Un détail que personne ne connaissait — et que Jeune Afrique révèle ce 25 mars dans un portrait exclusif de Théodore Datouo. Nous sommes le 5 novembre 2025, vingt-quatre heures avant la prestation de serment de Paul Biya pour son nouveau mandat. Le journaliste de Jeune Afrique, convié à un briefing dans les locaux de l'Assemblée Nationale, est reçu au dixième étage par celui qui n'était encore que le 2ème vice-président de l'institution. L'entretien est convivial. Datouo parle d'une « rencontre républicaine » et d'un « événement historique ». Et puis la révélation tombe : c'est lui la cheville ouvrière de toute la cérémonie du lendemain.
« Il a participé à toutes les réunions préparatoires »
Jeune Afrique décrit la scène avec une précision qui dit tout sur la montée en puissance de Datouo en coulisses : bien qu'il assure recevoir le journaliste « sur ordre de Cavaye Yeguie Djibril », alors président de l'Assemblée, c'est bien lui qui « a participé à toutes les réunions préparatoires, en liaison avec le cabinet civil de la présidence que dirige Samuel Mvondo Ayolo et avec le secrétariat général de la présidence de Ferdinand Ngoh Ngoh ». Autrement dit : à la veille de l'événement le plus symbolique du mandat de Paul Biya, le vrai organisateur n'était pas le président en titre de l'Assemblée. C'était son vice.
Jeune Afrique pose la question : s'agissait-il d'un « ultime test d'Etoudi qui envisageait déjà de le mettre en orbite » ? Cinq mois plus tard, Datouo est nommé président de l'Assemblée Nationale. La réponse semble évidente.

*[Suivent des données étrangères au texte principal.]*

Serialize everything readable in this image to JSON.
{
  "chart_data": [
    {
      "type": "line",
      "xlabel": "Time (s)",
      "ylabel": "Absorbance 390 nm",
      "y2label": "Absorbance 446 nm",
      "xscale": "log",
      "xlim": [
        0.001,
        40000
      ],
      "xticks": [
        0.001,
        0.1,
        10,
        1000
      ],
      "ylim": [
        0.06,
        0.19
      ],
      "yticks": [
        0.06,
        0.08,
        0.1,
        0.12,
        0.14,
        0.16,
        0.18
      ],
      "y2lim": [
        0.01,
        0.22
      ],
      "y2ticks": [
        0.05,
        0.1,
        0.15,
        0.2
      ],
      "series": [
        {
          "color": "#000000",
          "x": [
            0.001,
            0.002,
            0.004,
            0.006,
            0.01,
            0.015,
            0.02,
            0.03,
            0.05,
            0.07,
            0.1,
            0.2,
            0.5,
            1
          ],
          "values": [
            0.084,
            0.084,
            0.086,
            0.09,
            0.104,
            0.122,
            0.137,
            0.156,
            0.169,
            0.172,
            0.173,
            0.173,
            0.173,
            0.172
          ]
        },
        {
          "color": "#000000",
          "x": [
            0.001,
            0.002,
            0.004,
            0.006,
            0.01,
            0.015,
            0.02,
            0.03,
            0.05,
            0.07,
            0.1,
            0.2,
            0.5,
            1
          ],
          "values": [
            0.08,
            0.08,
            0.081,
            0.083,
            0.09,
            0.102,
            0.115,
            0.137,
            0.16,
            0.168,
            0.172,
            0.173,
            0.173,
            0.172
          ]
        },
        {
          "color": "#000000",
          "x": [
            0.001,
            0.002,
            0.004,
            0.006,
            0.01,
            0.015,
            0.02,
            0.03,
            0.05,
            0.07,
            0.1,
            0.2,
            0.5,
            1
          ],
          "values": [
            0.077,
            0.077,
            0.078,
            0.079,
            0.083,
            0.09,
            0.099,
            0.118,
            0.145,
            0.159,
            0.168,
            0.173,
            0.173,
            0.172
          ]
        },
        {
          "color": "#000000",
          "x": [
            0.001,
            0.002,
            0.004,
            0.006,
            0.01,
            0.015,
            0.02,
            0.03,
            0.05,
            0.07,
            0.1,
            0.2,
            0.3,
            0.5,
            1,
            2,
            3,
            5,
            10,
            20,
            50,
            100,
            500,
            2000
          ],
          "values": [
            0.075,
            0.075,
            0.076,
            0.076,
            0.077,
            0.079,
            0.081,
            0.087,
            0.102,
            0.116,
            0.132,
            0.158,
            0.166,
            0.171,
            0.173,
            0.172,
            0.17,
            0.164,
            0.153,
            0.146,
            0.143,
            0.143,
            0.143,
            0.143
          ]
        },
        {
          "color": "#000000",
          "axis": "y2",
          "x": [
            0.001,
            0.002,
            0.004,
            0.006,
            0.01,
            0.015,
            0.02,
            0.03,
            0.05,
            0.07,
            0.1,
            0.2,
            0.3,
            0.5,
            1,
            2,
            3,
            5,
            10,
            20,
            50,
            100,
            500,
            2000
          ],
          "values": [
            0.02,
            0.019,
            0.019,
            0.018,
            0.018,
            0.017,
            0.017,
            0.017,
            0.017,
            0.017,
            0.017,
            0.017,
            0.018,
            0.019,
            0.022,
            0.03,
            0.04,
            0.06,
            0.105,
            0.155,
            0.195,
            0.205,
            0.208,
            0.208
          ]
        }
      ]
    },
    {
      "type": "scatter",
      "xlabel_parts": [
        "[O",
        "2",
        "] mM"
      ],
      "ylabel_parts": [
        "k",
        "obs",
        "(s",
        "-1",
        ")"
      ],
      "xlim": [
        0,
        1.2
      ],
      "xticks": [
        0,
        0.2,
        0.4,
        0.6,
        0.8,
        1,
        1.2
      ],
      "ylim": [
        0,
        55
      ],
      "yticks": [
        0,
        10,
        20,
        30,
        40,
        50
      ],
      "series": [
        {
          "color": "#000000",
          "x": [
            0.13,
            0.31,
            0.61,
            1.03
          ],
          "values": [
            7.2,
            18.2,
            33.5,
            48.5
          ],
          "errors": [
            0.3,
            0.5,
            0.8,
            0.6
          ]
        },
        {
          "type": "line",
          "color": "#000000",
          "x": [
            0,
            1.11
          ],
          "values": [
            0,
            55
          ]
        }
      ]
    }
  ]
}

L'outsider que personne n'attendait — et que tout le monde aurait dû surveiller
La révélation de Jeune Afrique donne du relief à ce que beaucoup avaient perçu comme une surprise. Trois noms de l'Extrême-Nord circulaient comme favoris — Zondol Hersesse, Kamssouloum Abba Kabir, Théophile Baoro — tous plus visibles que Datouo dans les couloirs du Parlement. « Paul Biya n'est plus efficace que d'avancer masqué et de frapper là où on ne l'attend pas », rappelle une source citée par Jeune Afrique.
Datouo, lui, avait appliqué la même philosophie pendant des années : « éviter les intrigues et autres coups bas qui occupent depuis longtemps l'agenda des acteurs politiques de la capitale ». Pendant que ses collègues se battaient pour la visibilité, il organisait la prestation de serment du président. Et c'est précisément pour cela qu'il a décroché le perchoir.